Il Sulmona Film Festival premia i cineasti di domani

13 Novembre 2017

SULMONA. Si è conclusa ieri sera, con la cerimonia di premiazione, la 35ª edizione del Sulmona International Film Festival, concorso internazionale di cortometraggi, nuova “versione” del...

SULMONA. Si è conclusa ieri sera, con la cerimonia di premiazione, la 35ª edizione del Sulmona International Film Festival, concorso internazionale di cortometraggi, nuova “versione” del Sulmonacinema Film Festival.
A selezionare film, attori e registi vincitori di questa rinnovata edizione del concorso degli “short film” è stata una giuria composta dai critici cinematografici under 35 Valentina Ariete, Elisa Cuter, Attilio Palmieri, Rosario Sparti e Davide Stanzione. Il premio più prestigioso, quello per il Miglior cortometraggio internazionale, è stato assegnato a “Into tre Blue” di Antoneta Alamat Kusijanovic, per «la capacità di creare un’atmosfera avvolgente, in grado di immergere lo spettatore in un racconto lieve eppure intenso».
Questo corto ha ricevuto importanti riconoscimenti anche al 67° Festival del Cinema di Berlino. «Siamo contenti di essere giunti a questa serata finale e a questa edizione del festival», ha salutato il pubblico Marco Maiorano, presidente dell’associazione Sulmonacinema, che organizza la rassegna, «un traguardo importante, testimonianza del nostro impegno per portare proposte culturali dedicate alla settima arte in questa città. Il festival vuole essere anche uno strumento di promozione del nostro territorio».
Ecco i premiati. Come Best National Short Film è stato scelto “A casa mia”, del regista sassarese Mario Piredda, già premiato con il David di Donatello come Miglior cortometraggio italiano, «per la maturità di uno sguardo che fonde registri e immaginari diversi ed eterogenei, raccontando il territorio in maniera insolita e mai banale». Best Documentary “Cosa faccio nella vita?”, di Manuel De Pandis, Fabio Fusillo, Giovanni Sfarra, registi e studenti della Scuola nazionale di Cinema, dipartimento Abruzzo. Miglior regista Raymund Ribay Gutierrez per “Imago”, già selezionato nella sezione Short Film Competition di Cannes, «per l’originalità con cui l’autore raccoglie l’eredità del maestro filippino Brillante Mendoza, affermandosi allo stesso tempo come una voce di grande personalità e coraggio». Miglior sceneggiatura a Elad J Primo e il suo “ Domesticated Wolf”, «per la precisione millimetrica con cui l’autore riesce a rappresentare il conflitto personale del protagonista e il rapporto padre figlia». Per la fotografia, la giuria è stata conquistata da Constanze Schmitt con “A Gentle Night”, «per il magnetismo e la matericità delle immagini». Miglior editing Iulia Andriuta con “The Idiot”, «per l’abilità nel costruire il ritmo e la tensione in totale e perfetta sintonia con lo sviluppo della narrazione».

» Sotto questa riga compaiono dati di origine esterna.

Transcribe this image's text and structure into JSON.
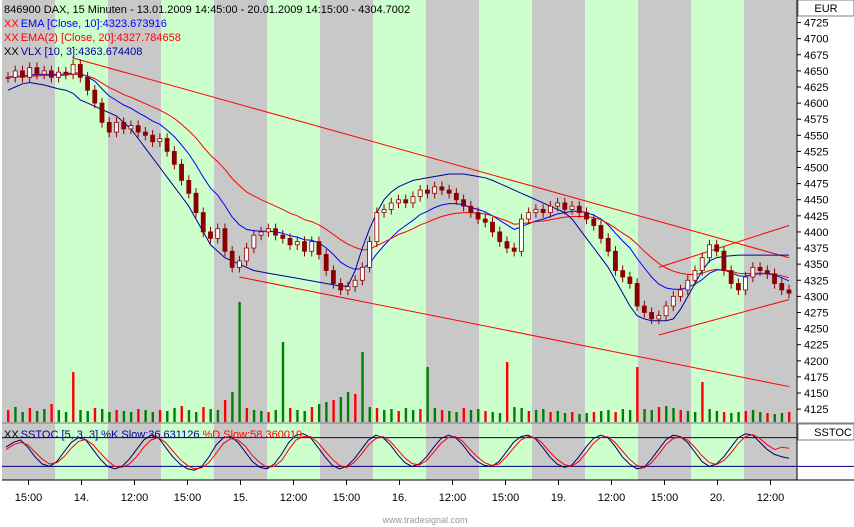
{
  "header": {
    "line1": "846900  DAX, 15 Minuten - 13.01.2009 14:45:00 - 20.01.2009 14:15:00 - 4304.7002",
    "line2": "EMA [Close, 10]:4323.673916",
    "line3": "EMA(2) [Close, 20]:4327.784658",
    "line4": "VLX [10, 3]:4363.674408",
    "currency": "EUR"
  },
  "lower_panel": {
    "legend_prefix": "SSTOC [5, 3, 3] %K Slow:36.631126",
    "legend_d": " %D Slow:58.360019",
    "label": "SSTOC"
  },
  "watermark": "www.tradesignal.com",
  "colors": {
    "gray_band": "#c8c8c8",
    "green_band": "#ccffcc",
    "candle": "#8b0000",
    "ema10": "#0000ff",
    "ema20": "#ff0000",
    "vlx": "#000099",
    "channel": "#ff0000",
    "volume_up": "#008000",
    "volume_down": "#ff0000",
    "stoch_k": "#000066",
    "stoch_d": "#ff0000",
    "stoch_ref": "#000080"
  },
  "chart_data": [
    {
      "type": "line",
      "title": "846900 DAX, 15 Minuten",
      "y_range": [
        4105,
        4760
      ],
      "y_ticks": [
        4725,
        4700,
        4675,
        4650,
        4625,
        4600,
        4575,
        4550,
        4525,
        4500,
        4475,
        4450,
        4425,
        4400,
        4375,
        4350,
        4325,
        4300,
        4275,
        4250,
        4225,
        4200,
        4175,
        4150,
        4125
      ],
      "x_tick_labels": [
        "15:00",
        "14.",
        "12:00",
        "15:00",
        "15.",
        "12:00",
        "15:00",
        "16.",
        "12:00",
        "15:00",
        "19.",
        "12:00",
        "15:00",
        "20.",
        "12:00"
      ],
      "bands": [
        "gray",
        "green",
        "gray",
        "green",
        "gray",
        "green",
        "gray",
        "green",
        "gray",
        "green",
        "gray",
        "green",
        "gray",
        "green",
        "gray"
      ],
      "series": [
        {
          "name": "DAX Close",
          "values": [
            4640,
            4650,
            4640,
            4655,
            4645,
            4650,
            4640,
            4648,
            4645,
            4660,
            4640,
            4620,
            4600,
            4570,
            4555,
            4570,
            4560,
            4565,
            4555,
            4550,
            4540,
            4545,
            4525,
            4505,
            4480,
            4460,
            4430,
            4400,
            4390,
            4405,
            4370,
            4345,
            4355,
            4375,
            4395,
            4400,
            4405,
            4395,
            4390,
            4380,
            4385,
            4370,
            4385,
            4365,
            4340,
            4320,
            4310,
            4315,
            4325,
            4345,
            4385,
            4430,
            4435,
            4445,
            4450,
            4445,
            4455,
            4465,
            4460,
            4470,
            4465,
            4460,
            4450,
            4440,
            4430,
            4420,
            4415,
            4400,
            4385,
            4375,
            4370,
            4420,
            4430,
            4435,
            4430,
            4440,
            4445,
            4435,
            4440,
            4430,
            4420,
            4410,
            4390,
            4370,
            4340,
            4330,
            4320,
            4285,
            4275,
            4265,
            4270,
            4285,
            4300,
            4310,
            4325,
            4340,
            4360,
            4380,
            4370,
            4340,
            4320,
            4310,
            4330,
            4345,
            4340,
            4335,
            4320,
            4310,
            4305
          ]
        },
        {
          "name": "EMA [Close, 10]",
          "values": [
            4640,
            4642,
            4641,
            4644,
            4644,
            4645,
            4644,
            4645,
            4645,
            4647,
            4646,
            4641,
            4634,
            4622,
            4611,
            4604,
            4597,
            4592,
            4585,
            4579,
            4572,
            4567,
            4558,
            4548,
            4535,
            4521,
            4504,
            4485,
            4468,
            4457,
            4441,
            4423,
            4411,
            4404,
            4402,
            4401,
            4401,
            4400,
            4398,
            4394,
            4392,
            4388,
            4387,
            4383,
            4375,
            4365,
            4353,
            4346,
            4342,
            4343,
            4351,
            4366,
            4379,
            4391,
            4402,
            4410,
            4418,
            4427,
            4432,
            4438,
            4442,
            4444,
            4444,
            4442,
            4438,
            4435,
            4431,
            4425,
            4418,
            4411,
            4404,
            4408,
            4413,
            4417,
            4420,
            4424,
            4428,
            4430,
            4432,
            4432,
            4430,
            4426,
            4420,
            4411,
            4398,
            4386,
            4375,
            4359,
            4344,
            4330,
            4319,
            4313,
            4311,
            4311,
            4314,
            4319,
            4326,
            4336,
            4341,
            4341,
            4337,
            4332,
            4331,
            4334,
            4335,
            4335,
            4333,
            4329,
            4324
          ]
        },
        {
          "name": "EMA(2) [Close, 20]",
          "values": [
            4640,
            4641,
            4641,
            4642,
            4642,
            4643,
            4643,
            4643,
            4643,
            4645,
            4644,
            4642,
            4638,
            4631,
            4624,
            4619,
            4613,
            4609,
            4604,
            4599,
            4594,
            4589,
            4583,
            4576,
            4567,
            4557,
            4546,
            4532,
            4519,
            4509,
            4497,
            4483,
            4472,
            4462,
            4456,
            4450,
            4445,
            4440,
            4435,
            4429,
            4425,
            4419,
            4416,
            4411,
            4404,
            4396,
            4388,
            4381,
            4376,
            4372,
            4373,
            4379,
            4384,
            4390,
            4396,
            4400,
            4405,
            4411,
            4415,
            4420,
            4424,
            4427,
            4429,
            4430,
            4430,
            4429,
            4428,
            4425,
            4421,
            4417,
            4412,
            4413,
            4414,
            4416,
            4417,
            4419,
            4421,
            4423,
            4424,
            4424,
            4424,
            4422,
            4419,
            4413,
            4406,
            4398,
            4391,
            4381,
            4370,
            4360,
            4351,
            4344,
            4339,
            4336,
            4334,
            4334,
            4336,
            4340,
            4342,
            4341,
            4339,
            4336,
            4335,
            4336,
            4336,
            4336,
            4334,
            4332,
            4329
          ]
        },
        {
          "name": "VLX [10, 3]",
          "values": [
            4620,
            4625,
            4630,
            4632,
            4630,
            4628,
            4625,
            4622,
            4620,
            4615,
            4605,
            4600,
            4595,
            4590,
            4585,
            4580,
            4570,
            4560,
            4545,
            4530,
            4515,
            4500,
            4485,
            4470,
            4455,
            4440,
            4420,
            4400,
            4380,
            4370,
            4360,
            4355,
            4350,
            4345,
            4340,
            4338,
            4336,
            4334,
            4332,
            4330,
            4328,
            4326,
            4324,
            4322,
            4320,
            4318,
            4316,
            4316,
            4340,
            4375,
            4405,
            4430,
            4450,
            4462,
            4470,
            4475,
            4480,
            4482,
            4484,
            4486,
            4488,
            4490,
            4490,
            4490,
            4488,
            4486,
            4484,
            4480,
            4475,
            4470,
            4465,
            4460,
            4455,
            4450,
            4445,
            4440,
            4435,
            4430,
            4420,
            4405,
            4390,
            4375,
            4360,
            4345,
            4325,
            4305,
            4285,
            4270,
            4265,
            4262,
            4262,
            4262,
            4265,
            4280,
            4300,
            4320,
            4340,
            4355,
            4360,
            4362,
            4363,
            4364,
            4364,
            4364,
            4364,
            4364,
            4364,
            4364,
            4364
          ]
        }
      ],
      "volume": [
        12,
        15,
        10,
        14,
        11,
        13,
        18,
        12,
        10,
        9,
        12,
        11,
        14,
        13,
        10,
        12,
        11,
        10,
        13,
        12,
        10,
        12,
        11,
        14,
        16,
        12,
        10,
        15,
        13,
        12,
        22,
        30,
        18,
        14,
        12,
        11,
        10,
        12,
        13,
        14,
        12,
        11,
        15,
        18,
        20,
        22,
        25,
        30,
        28,
        20,
        15,
        14,
        12,
        13,
        11,
        14,
        12,
        13,
        15,
        14,
        12,
        11,
        10,
        14,
        12,
        13,
        11,
        10,
        9,
        18,
        15,
        14,
        11,
        12,
        13,
        10,
        11,
        9,
        10,
        8,
        9,
        10,
        11,
        12,
        10,
        13,
        12,
        14,
        13,
        12,
        15,
        16,
        14,
        12,
        11,
        10,
        12,
        13,
        11,
        10,
        9,
        10,
        11,
        12,
        10,
        9,
        8,
        9,
        10
      ],
      "volume_spikes": [
        [
          9,
          50
        ],
        [
          32,
          120
        ],
        [
          38,
          80
        ],
        [
          49,
          70
        ],
        [
          58,
          55
        ],
        [
          69,
          60
        ],
        [
          87,
          55
        ],
        [
          96,
          40
        ]
      ],
      "channel_lines": [
        {
          "from": [
            9,
            4670
          ],
          "to": [
            108,
            4360
          ]
        },
        {
          "from": [
            32,
            4330
          ],
          "to": [
            108,
            4160
          ]
        },
        {
          "from": [
            90,
            4345
          ],
          "to": [
            108,
            4410
          ]
        },
        {
          "from": [
            90,
            4240
          ],
          "to": [
            108,
            4295
          ]
        }
      ]
    },
    {
      "type": "line",
      "title": "SSTOC [5, 3, 3]",
      "y_range": [
        0,
        100
      ],
      "ref_lines": [
        80,
        20
      ],
      "series": [
        {
          "name": "%K Slow",
          "values": [
            60,
            70,
            75,
            60,
            40,
            25,
            20,
            30,
            50,
            70,
            80,
            75,
            55,
            35,
            20,
            15,
            20,
            35,
            55,
            75,
            85,
            80,
            60,
            40,
            25,
            15,
            12,
            20,
            40,
            65,
            80,
            82,
            70,
            50,
            30,
            18,
            15,
            25,
            45,
            70,
            85,
            88,
            80,
            60,
            40,
            22,
            15,
            20,
            35,
            55,
            75,
            85,
            80,
            65,
            45,
            28,
            20,
            25,
            40,
            60,
            78,
            85,
            80,
            65,
            45,
            30,
            22,
            20,
            30,
            50,
            70,
            82,
            85,
            78,
            60,
            40,
            25,
            18,
            22,
            40,
            60,
            78,
            85,
            80,
            62,
            40,
            25,
            15,
            18,
            35,
            55,
            75,
            85,
            82,
            70,
            50,
            30,
            20,
            25,
            40,
            60,
            80,
            88,
            85,
            70,
            55,
            45,
            40,
            37
          ]
        },
        {
          "name": "%D Slow",
          "values": [
            55,
            65,
            70,
            65,
            50,
            35,
            25,
            28,
            40,
            58,
            72,
            76,
            65,
            48,
            32,
            20,
            18,
            25,
            40,
            60,
            75,
            80,
            70,
            52,
            35,
            22,
            15,
            17,
            28,
            48,
            68,
            78,
            75,
            62,
            42,
            28,
            18,
            20,
            32,
            55,
            75,
            82,
            82,
            70,
            52,
            35,
            22,
            18,
            28,
            45,
            65,
            78,
            82,
            72,
            55,
            38,
            26,
            23,
            32,
            50,
            68,
            80,
            82,
            72,
            55,
            40,
            28,
            22,
            25,
            40,
            58,
            75,
            82,
            80,
            68,
            50,
            35,
            24,
            20,
            30,
            48,
            68,
            80,
            82,
            70,
            52,
            35,
            22,
            17,
            27,
            45,
            65,
            78,
            82,
            75,
            60,
            42,
            28,
            24,
            32,
            48,
            68,
            82,
            86,
            78,
            65,
            55,
            60,
            58
          ]
        }
      ]
    }
  ]
}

Miglior attore Chiz Schultz per “Head Above Water”, miglior attrice Jessica Barden per “Sweet Maddie Stone”, che hanno dato vita a prove intense e grintose. La giuria ha attribuito un premio speciale a “Calamity” di Maxime Feyers e Séverine De Streyker, per «la cura formale di ogni aspetto della sua realizzazione, attraverso cui offre una riflessione sulla forza eversiva dell’identità queer e sul suo impatto sul nucleo familiare».Tra le novità di quest’anno il premio per l’animazione, attribuito a Robin Hays e Andy Poon per “Post no bills”, «per la capacità di fondere con maestria le tecniche di animazione 2d e 3d in una storia di profonda originalità e di grande impatto visivo».

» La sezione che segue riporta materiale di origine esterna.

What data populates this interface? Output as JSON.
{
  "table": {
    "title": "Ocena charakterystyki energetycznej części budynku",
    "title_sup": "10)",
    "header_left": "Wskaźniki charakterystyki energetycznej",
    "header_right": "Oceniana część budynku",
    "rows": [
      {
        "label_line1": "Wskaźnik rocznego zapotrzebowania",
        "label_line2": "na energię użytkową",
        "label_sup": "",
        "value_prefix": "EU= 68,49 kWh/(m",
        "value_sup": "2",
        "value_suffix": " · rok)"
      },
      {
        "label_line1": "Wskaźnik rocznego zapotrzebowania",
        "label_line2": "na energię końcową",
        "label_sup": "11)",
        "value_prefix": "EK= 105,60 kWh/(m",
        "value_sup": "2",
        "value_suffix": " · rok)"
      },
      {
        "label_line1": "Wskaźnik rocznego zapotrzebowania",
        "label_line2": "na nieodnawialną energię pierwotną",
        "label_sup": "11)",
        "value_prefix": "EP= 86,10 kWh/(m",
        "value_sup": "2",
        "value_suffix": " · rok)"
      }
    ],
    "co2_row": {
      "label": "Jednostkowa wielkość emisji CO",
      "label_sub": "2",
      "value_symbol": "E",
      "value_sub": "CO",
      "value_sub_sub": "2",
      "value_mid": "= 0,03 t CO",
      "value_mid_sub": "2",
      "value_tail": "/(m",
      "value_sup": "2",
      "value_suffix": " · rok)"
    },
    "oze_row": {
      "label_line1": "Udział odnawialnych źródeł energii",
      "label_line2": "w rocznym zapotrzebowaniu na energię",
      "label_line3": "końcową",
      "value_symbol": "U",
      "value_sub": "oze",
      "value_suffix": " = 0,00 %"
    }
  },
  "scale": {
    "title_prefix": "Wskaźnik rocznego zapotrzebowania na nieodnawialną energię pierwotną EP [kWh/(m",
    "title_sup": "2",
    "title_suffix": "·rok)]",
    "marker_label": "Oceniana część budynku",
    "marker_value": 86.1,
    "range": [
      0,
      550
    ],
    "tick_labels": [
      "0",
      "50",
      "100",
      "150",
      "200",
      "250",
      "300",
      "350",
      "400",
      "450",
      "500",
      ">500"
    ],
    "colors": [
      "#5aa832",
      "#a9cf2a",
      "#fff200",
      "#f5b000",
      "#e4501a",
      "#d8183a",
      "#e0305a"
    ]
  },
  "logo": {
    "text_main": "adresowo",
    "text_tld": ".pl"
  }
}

Il premio per la miglior colonna sonora intitolato a Gabrielle Lucantonio assegnato al musicista teramano Enrico Melozzi per “Penalty” e il premio Best Music Video a “Can you decide” di Lu Pulici dalla giuria specializzata composta dal cantautore Roberto Angelini, dal saggista e scrittore Andrea Del Castello, e dalla cantautrice Michelle Leonard. Anche gli studenti degli istituti d’istruzione superiore di Sulmona hanno scelto il loro Premio Sulmona International Film Festival, andato a “Candie boy” di Arianna Del Grosso, corto ben interpretato, divertente, che riflette su fragilità dei rapporti familiari, pregiudizi sull’orientamento sessuale, spontaneità del mondo dell’infanzia.